CHAPTER IX.
Every evening after that during Lloyd's visit the fire burned on the hearth of the long drawing-room. All the wax candles were lighted, and the vases were kept full of flowers, fresh from the conservatory.
She loved to steal into the room before her grandfather came down, and carry on imaginary conversations with the old portraits.
Tom's handsome, boyish face had the greatest attraction for her. His eyes looked down so smilingly into hers that she felt he surely understood every word she said to him. Once Walker overheard her saying, "Uncle Tom, I'm goin' to tell you a story 'bout Billy Goat Gruff."
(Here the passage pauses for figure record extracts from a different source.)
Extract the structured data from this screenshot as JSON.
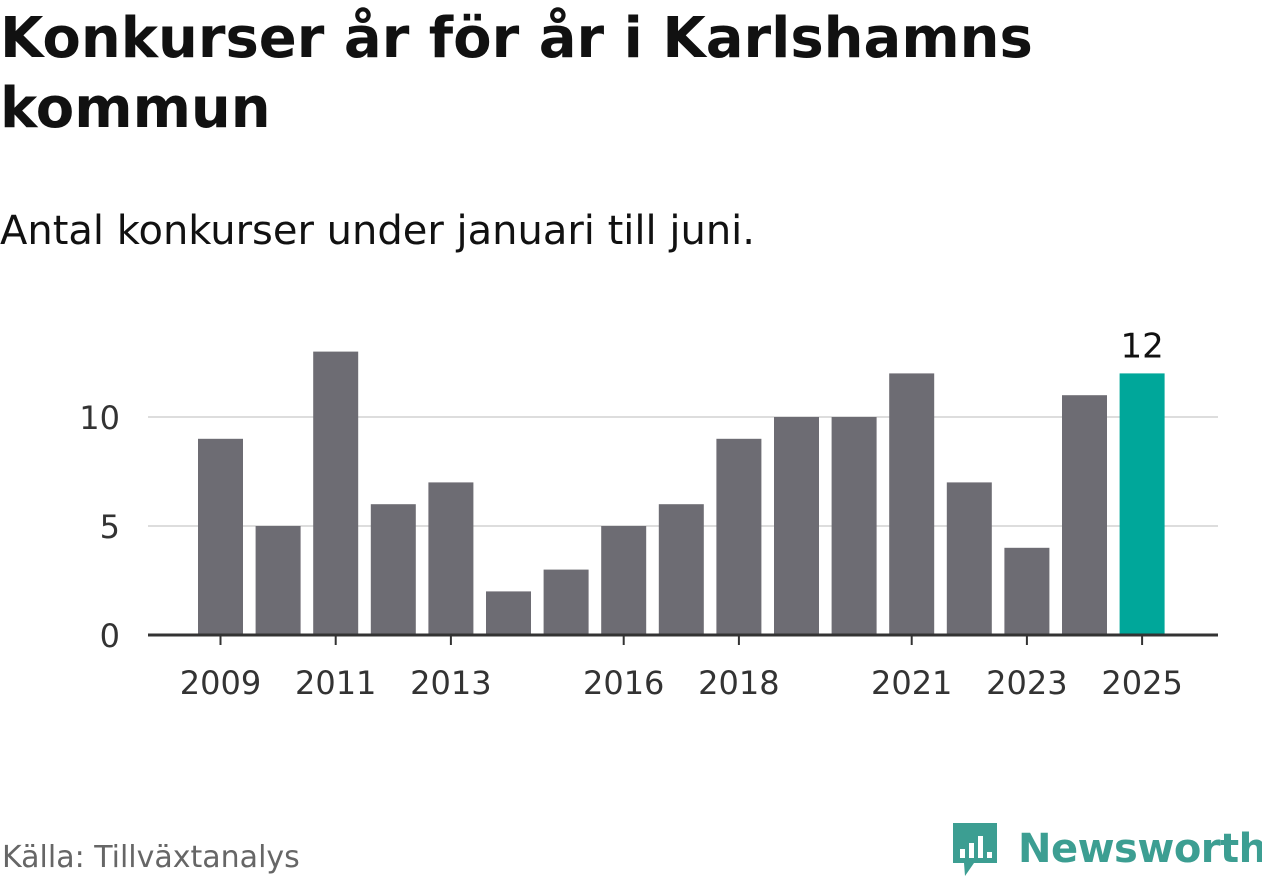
{
  "title": "Konkurser år för år i Karlshamns kommun",
  "subtitle": "Antal konkurser under januari till juni.",
  "source": "Källa: Tillväxtanalys",
  "brand": {
    "name": "Newsworthy",
    "color": "#3c9e92",
    "icon": "newsworthy-logo-icon"
  },
  "colors": {
    "bar": "#6d6c73",
    "highlight": "#00a79a",
    "grid": "#dddddd",
    "axis": "#333333",
    "text": "#333333"
  },
  "chart_data": {
    "type": "bar",
    "categories": [
      "2009",
      "2010",
      "2011",
      "2012",
      "2013",
      "2014",
      "2015",
      "2016",
      "2017",
      "2018",
      "2019",
      "2020",
      "2021",
      "2022",
      "2023",
      "2024",
      "2025"
    ],
    "values": [
      9,
      5,
      13,
      6,
      7,
      2,
      3,
      5,
      6,
      9,
      10,
      10,
      12,
      7,
      4,
      11,
      12
    ],
    "x_tick_labels": [
      "2009",
      "2011",
      "2013",
      "2016",
      "2018",
      "2021",
      "2023",
      "2025"
    ],
    "y_ticks": [
      0,
      5,
      10
    ],
    "ylim": [
      0,
      13
    ],
    "highlight_category": "2025",
    "data_labels": [
      {
        "category": "2025",
        "text": "12"
      }
    ],
    "grid": true,
    "title": "Konkurser år för år i Karlshamns kommun",
    "xlabel": "",
    "ylabel": ""
  }
}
Peeping into the room, he saw the child looking earnestly up at the picture, with her hands clasped behind her, as she began to repeat her favourite story. "It do beat all," he said to himself, "how one little chile like that can wake up a whole house. She's the life of the place."
The last evening of her visit, as the Colonel was coming down-stairs he heard the faint vibration of a harp-string. It was the first time Lloyd had ever ventured to touch one. He paused on the steps opposite the door, and looked in.
"Heah, Fritz," she was saying, "you get up on the sofa, an' be the company, an' I'll sing fo' you."
Fritz, on the rug before the fire, opened one sleepy eye and closed it again. She stamped her foot and repeated her order. He paid no attention. Then she picked him up bodily, and, with much puffing and pulling, lifted him into a chair.
He waited until she had gone back to the harp, and then, with one spring, disappeared under the sofa.